Le père peut passer des heures assis sur la véranda à ne rien faire. Le fils, lui, n’a pas la même tolérance envers l’ennui.

-Qu’est-ce tu fais, pa?

-Je regarde la plaine, mon gars.

À comprendre : je regarde le précipice.

*

Ça pourrait être pire. Il pourrait être à la place d’un médecin qui s’apprête à annoncer à une mère que c’est fini. La quantité de pilules que votre enfant a avalée était trop grande, monsieur.

Non, la pilule qu’il cherche à faire avaler, lui, n’a rien de comparable.

Papa. Je m’en vais. Je m’en vais en ville. Je vas étudier les sciences au cégep. Pis après je vas aller à l’université.

*

Ils habitent près d’un canyon. L’hiver, la neige s’accumule dans le champ vague et atteint parfois des hauteurs telles qu’on ne sait plus distinguer l’endroit où commence le ravin. On peut marcher devant la maison puis faire le pas de trop, celui qui précipite vers une chute mortelle. Le père accepte de vivre dans ces conditions parce qu’il a besoin de balises manifestes pour circonscrire son territoire. Les abîmes, c’est du concret. C’est sans retour. Ça garde éveillé.

*

Les fenêtres du camion sont baissées, la musique de la radio résonne loin dans la prairie. Des échos de CCR se répercutent jusque de l’autre côté de la gorge.

Ça pourrait être pire. Il pourrait être un caporal en uniforme qui a le devoir de se pointer chez les parents de militaires pour leur annoncer que leur aîné va revenir dans une boîte aussi grosse que la médaille qui vient avec. Ou d’un de ces sergents qui doivent informer les vieilles Siciliennes que leurs deuils devront continuer de s’amonceler les uns par-dessus les autres parce qu’un ixième homme de leur famille vient d’être assassiné par le clan ennemi.
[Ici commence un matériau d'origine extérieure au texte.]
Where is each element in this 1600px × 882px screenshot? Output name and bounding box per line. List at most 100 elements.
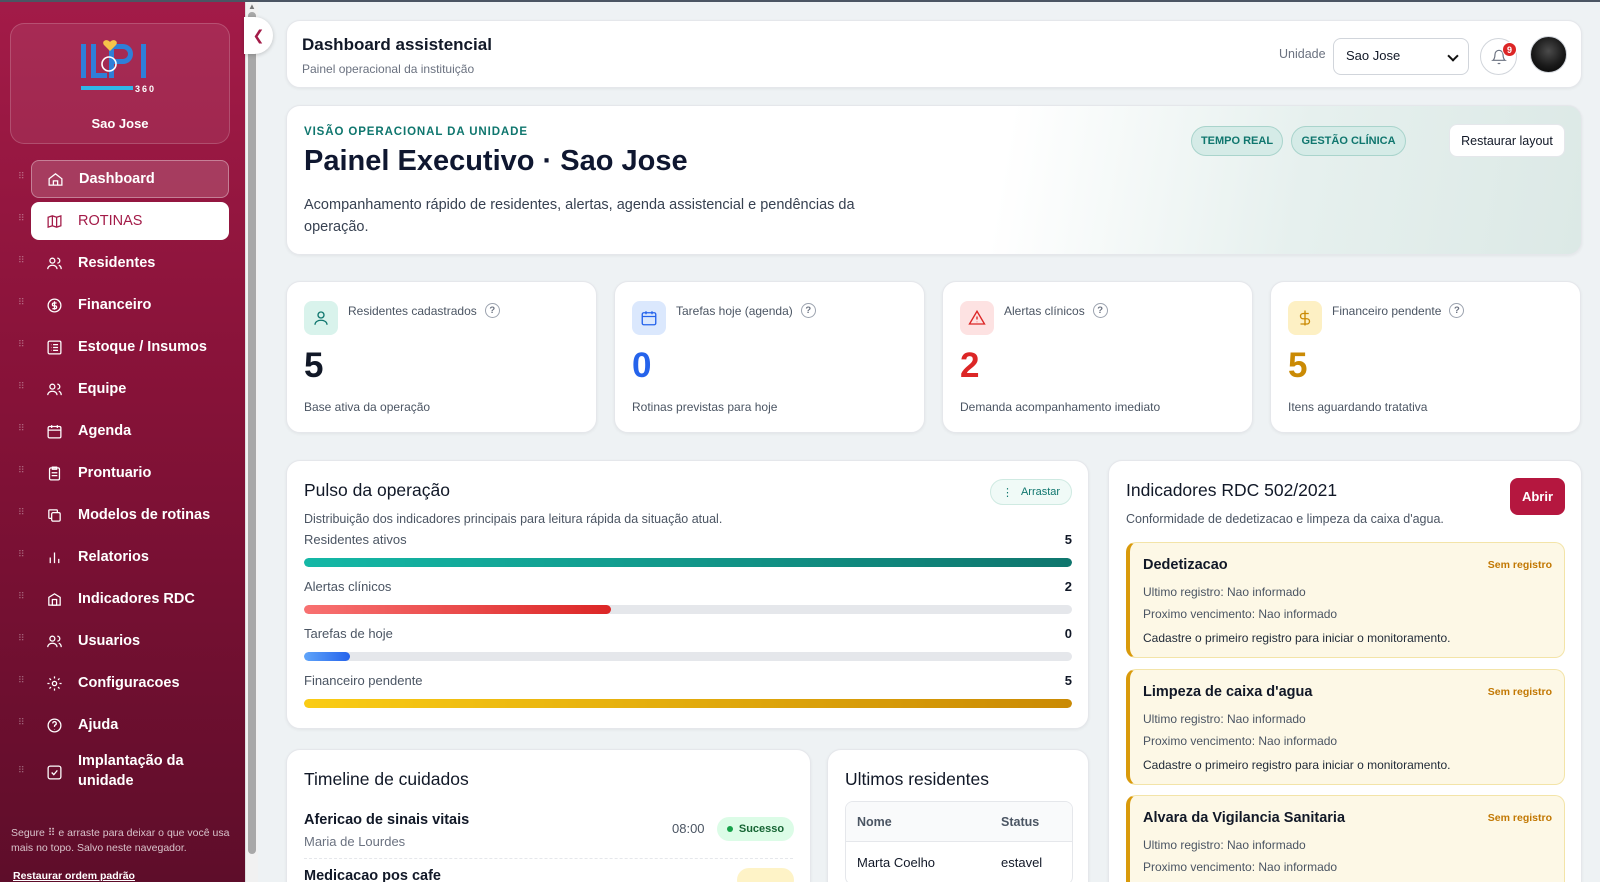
drag-grip-icon[interactable]: ⠿ [18,766,25,775]
kpi-label: Residentes cadastrados? [348,303,500,318]
kpi-subtitle: Base ativa da operação [304,400,431,414]
user-avatar[interactable] [1530,36,1567,73]
progress-fill [304,558,1072,567]
brand-card[interactable]: 360 Sao Jose [10,23,230,144]
drag-grip-icon[interactable]: ⠿ [18,676,25,685]
sidebar-item-rotinas[interactable]: ROTINAS [31,202,229,240]
drag-grip-icon[interactable]: ⠿ [18,172,25,181]
help-icon[interactable]: ? [484,303,500,318]
restore-layout-button[interactable]: Restaurar layout [1449,124,1565,157]
sidebar-item-prontuario[interactable]: Prontuario [31,454,229,492]
kpi-label: Tarefas hoje (agenda)? [676,303,816,318]
scrollbar-thumb[interactable] [248,12,256,854]
timeline-item-title: Afericao de sinais vitais [304,812,470,828]
sidebar-item-estoque-insumos[interactable]: Estoque / Insumos [31,328,229,366]
calendar-icon [641,311,657,326]
table-row[interactable]: Marta Coelho estavel [846,842,1072,882]
sidebar-item-indicadores-rdc[interactable]: Indicadores RDC [31,580,229,618]
realtime-pill: TEMPO REAL [1191,126,1283,156]
ilpi-logo: 360 [81,40,154,94]
restore-order-link[interactable]: Restaurar ordem padrão [13,870,135,882]
sidebar-item-modelos-de-rotinas[interactable]: Modelos de rotinas [31,496,229,534]
rdc-item[interactable]: Limpeza de caixa d'agua Sem registro Ult… [1126,669,1565,785]
drag-grip-icon[interactable]: ⠿ [18,718,25,727]
sidebar-item-agenda[interactable]: Agenda [31,412,229,450]
drag-grip-icon[interactable]: ⠿ [18,424,25,433]
sidebar-help-text: Segure ⠿ e arraste para deixar o que voc… [11,827,230,855]
warning-icon [968,309,986,325]
sidebar-item-relatorios[interactable]: Relatorios [31,538,229,576]
scroll-up-arrow-icon[interactable]: ▲ [248,2,256,11]
sidebar-item-label: Financeiro [78,297,152,313]
drag-grip-icon[interactable]: ⠿ [18,214,25,223]
kpi-label: Alertas clínicos? [1004,303,1108,318]
chevron-down-icon [1447,50,1459,62]
help-icon[interactable]: ? [1449,303,1465,318]
rdc-item-hint: Cadastre o primeiro registro para inicia… [1143,758,1451,772]
sidebar-item-residentes[interactable]: Residentes [31,244,229,282]
drag-grip-icon[interactable]: ⠿ [18,298,25,307]
kpi-icon-box [632,301,666,335]
drag-grip-icon[interactable]: ⠿ [18,256,25,265]
sidebar-item-label: Implantação da unidade [78,753,184,789]
sidebar-item-label: Residentes [78,255,156,271]
sidebar-item-label: Prontuario [78,465,152,481]
sidebar-item-equipe[interactable]: Equipe [31,370,229,408]
timeline-title: Timeline de cuidados [304,769,469,789]
drag-grip-icon[interactable]: ⠿ [18,382,25,391]
gear-icon [44,673,64,693]
sidebar-item-label: ROTINAS [78,213,143,229]
pulse-row-value: 0 [1064,626,1072,641]
drag-handle[interactable]: ⋮ Arrastar [990,479,1072,505]
pulse-subtitle: Distribuição dos indicadores principais … [304,512,723,526]
list-icon [44,337,64,357]
rdc-item[interactable]: Dedetizacao Sem registro Ultimo registro… [1126,542,1565,658]
clinical-management-pill: GESTÃO CLÍNICA [1291,126,1406,156]
rdc-item-last: Ultimo registro: Nao informado [1143,585,1306,599]
help-icon[interactable]: ? [1092,303,1108,318]
divider [304,858,793,859]
residents-title: Ultimos residentes [845,769,989,789]
drag-grip-icon[interactable]: ⠿ [18,466,25,475]
sidebar-item-label: Equipe [78,381,127,397]
sidebar-item-label: Usuarios [78,633,141,649]
pulse-row-label: Financeiro pendente [304,673,423,688]
drag-grip-icon[interactable]: ⠿ [18,340,25,349]
sidebar-item-label: Configuracoes [78,675,180,691]
drag-grip-icon[interactable]: ⠿ [18,508,25,517]
drag-grip-icon[interactable]: ⠿ [18,592,25,601]
operation-pulse-card: Pulso da operação ⋮ Arrastar Distribuição… [286,460,1089,729]
sidebar-item-label: Agenda [78,423,132,439]
progress-fill [304,699,1072,708]
drag-grip-icon[interactable]: ⠿ [18,634,25,643]
unit-select[interactable]: Sao Jose [1333,38,1469,75]
residents-table: Nome Status Marta Coelho estavel [845,801,1073,882]
open-button[interactable]: Abrir [1510,478,1565,515]
drag-grip-icon[interactable]: ⠿ [18,550,25,559]
bar-chart-icon [44,547,64,567]
users-icon [44,253,64,273]
sidebar-item-configuracoes[interactable]: Configuracoes [31,664,229,702]
kpi-card-alerts: Alertas clínicos? 2 Demanda acompanhamen… [942,281,1253,433]
kpi-icon-box [304,301,338,335]
sidebar-item-financeiro[interactable]: Financeiro [31,286,229,324]
sidebar-item-ajuda[interactable]: Ajuda [31,706,229,744]
sidebar-item-dashboard[interactable]: Dashboard [31,160,229,198]
rdc-item[interactable]: Alvara da Vigilancia Sanitaria Sem regis… [1126,795,1565,882]
collapse-sidebar-button[interactable]: ❮ [244,17,273,54]
sidebar-unit-name: Sao Jose [91,116,149,131]
sidebar-item-implanta-o-da-unidade[interactable]: Implantação da unidade [31,750,229,794]
column-header-status[interactable]: Status [1001,815,1039,829]
kpi-value: 5 [1288,346,1308,385]
sidebar-item-label: Dashboard [79,171,155,187]
users-icon [44,631,64,651]
help-icon[interactable]: ? [800,303,816,318]
copy-icon [44,505,64,525]
sidebar-item-label: Ajuda [78,717,119,733]
notifications-button[interactable]: 9 [1480,38,1517,75]
sidebar-scrollbar[interactable]: ▲ [245,0,258,882]
notification-count-badge: 9 [1502,42,1517,57]
sidebar-item-usuarios[interactable]: Usuarios [31,622,229,660]
column-header-name[interactable]: Nome [857,815,892,829]
dollar-icon [44,295,64,315]
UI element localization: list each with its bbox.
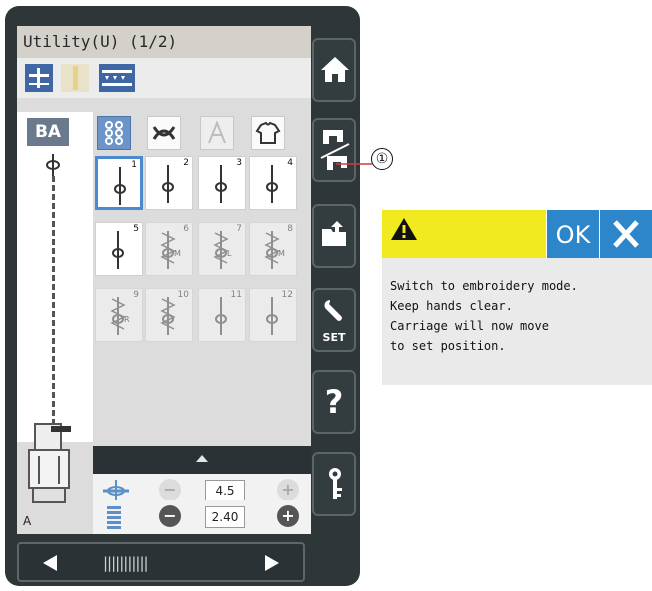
key-icon [329,468,342,499]
cancel-button[interactable] [600,210,652,258]
stitch-tile[interactable]: 5 [95,222,143,276]
garment-icon[interactable] [251,116,285,150]
lcd-screen: Utility(U) (1/2) BA A 1 2 3 4 5 6 M 7 L … [17,26,311,534]
stitch-position-label: M [278,249,285,258]
stitch-preview-line [52,176,55,434]
stitch-length-icon [107,506,121,529]
length-decrease-button[interactable]: − [159,505,181,527]
previous-page-arrow-icon[interactable] [43,555,57,571]
screen-title: Utility(U) (1/2) [17,26,311,58]
stitch-tile[interactable]: 4 [249,156,297,210]
stretch-stitches-icon[interactable] [147,116,181,150]
stitch-number: 9 [133,290,139,300]
width-decrease-button[interactable]: − [159,479,181,501]
stitch-length-row: − 2.40 + [93,500,311,534]
wrench-icon [324,300,342,321]
chevron-up-icon [196,455,208,462]
stitch-tile[interactable]: 12 [249,288,297,342]
b-button[interactable]: BA [27,118,69,146]
warning-dialog: OK Switch to embroidery mode. Keep hands… [382,210,652,385]
presser-foot-icon [28,423,71,503]
presser-foot-label: A [23,514,32,528]
home-icon [321,57,349,82]
stitch-number: 1 [131,160,137,170]
warning-icon [391,218,417,240]
open-file-button[interactable] [312,204,356,268]
sewing-machine-panel: Utility(U) (1/2) BA A 1 2 3 4 5 6 M 7 L … [5,6,360,586]
presser-foot-indicator: A [21,422,79,530]
page-navigation-bar: ||||||||||| [17,542,305,582]
home-button[interactable] [312,38,356,102]
close-icon [613,220,639,248]
warning-banner [382,210,546,258]
stitch-number: 10 [177,290,189,300]
needle-preview-icon [46,154,60,176]
ok-button[interactable]: OK [547,210,599,258]
sub-toolbar [17,58,311,98]
callout-number: ① [371,148,393,170]
set-button[interactable]: SET [312,288,356,352]
stitch-position-label: M [174,249,181,258]
stitch-number: 3 [236,158,242,168]
callout-leader-line [336,163,372,165]
width-increase-button[interactable]: + [277,479,299,501]
stitch-tile[interactable]: 9R [95,288,143,342]
thread-icon[interactable] [61,64,89,92]
help-icon: ? [324,383,344,421]
help-button[interactable]: ? [312,370,356,434]
stitch-width-icon [103,480,129,502]
stitch-tile[interactable]: 2 [145,156,193,210]
stitch-number: 11 [230,290,242,300]
feed-dog-icon[interactable] [99,64,135,92]
settings-toggle-bar[interactable] [93,446,311,474]
stitch-tile[interactable]: 1 [95,156,143,210]
page-scroll-indicator[interactable]: ||||||||||| [103,554,149,572]
stitch-number: 2 [183,158,189,168]
utility-stitches-icon[interactable] [97,116,131,150]
letters-icon[interactable] [200,116,234,150]
stitch-position-label: L [227,249,232,258]
key-button[interactable] [312,452,356,516]
stitch-number: 12 [281,290,293,300]
stitch-tile[interactable]: 3 [198,156,246,210]
open-file-icon [322,221,346,246]
stitch-tile[interactable]: 6M [145,222,193,276]
stitch-number: 5 [133,224,139,234]
next-page-arrow-icon[interactable] [265,555,279,571]
stitch-tile[interactable]: 7L [198,222,246,276]
set-label: SET [322,331,346,344]
stitch-number: 8 [287,224,293,234]
stitch-number: 4 [287,158,293,168]
mode-switch-button[interactable] [312,118,356,182]
stitch-tile[interactable]: 11 [198,288,246,342]
length-increase-button[interactable]: + [277,505,299,527]
stitch-number: 6 [183,224,189,234]
dialog-header: OK [382,210,652,258]
needle-position-icon[interactable] [25,64,53,92]
stitch-preview-panel: BA [17,112,93,442]
stitch-tile[interactable]: 8M [249,222,297,276]
stitch-tile[interactable]: 10 [145,288,193,342]
stitch-position-label: R [124,315,130,324]
length-value: 2.40 [205,506,245,528]
dialog-message: Switch to embroidery mode. Keep hands cl… [390,279,578,353]
width-value: 4.5 [205,480,245,502]
stitch-number: 7 [236,224,242,234]
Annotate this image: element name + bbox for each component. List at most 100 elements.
Il descend les marches de la véranda et attend quelques secondes.

-Pa!

-Quoi?

Le père sort d’en-dessous du véhicule. Il était sans doute en train de réparer tel ou tel bout d’engin. Par quel miracle – ou malédiction – un homme aussi exclusivement manuel a pu engendrer un rejeton qui dédaigne la mécanique demeure une énigme pour les deux.

-Rien, laisse faire.

*

Sans rien dire, il s’est poussé pour devenir grand. Aussi lâche que ces pères qui abandonnent leurs enfants pour redevenir jeunes.

Onze ans plus tard, la musique de Beyoncé emplit le laboratoire des Forces Armées à Inuvik. Le fils surveille son écran d’ordinateur parcouru d’images mégapixels du fond marin arctique. Il se retient de prendre le téléphone. Il n’aura jamais la conversation qu’il aurait envie d’avoir dans les moments où la caméra rencontre le vide, suggérant la présence d’une crevasse.

-Comment ça va, mon gars?

-Ça va bien, pa.

-Pis, qu’est-ce tu fais au Pôle Nord?

-Je fais comme toi. Je regarde le précipice.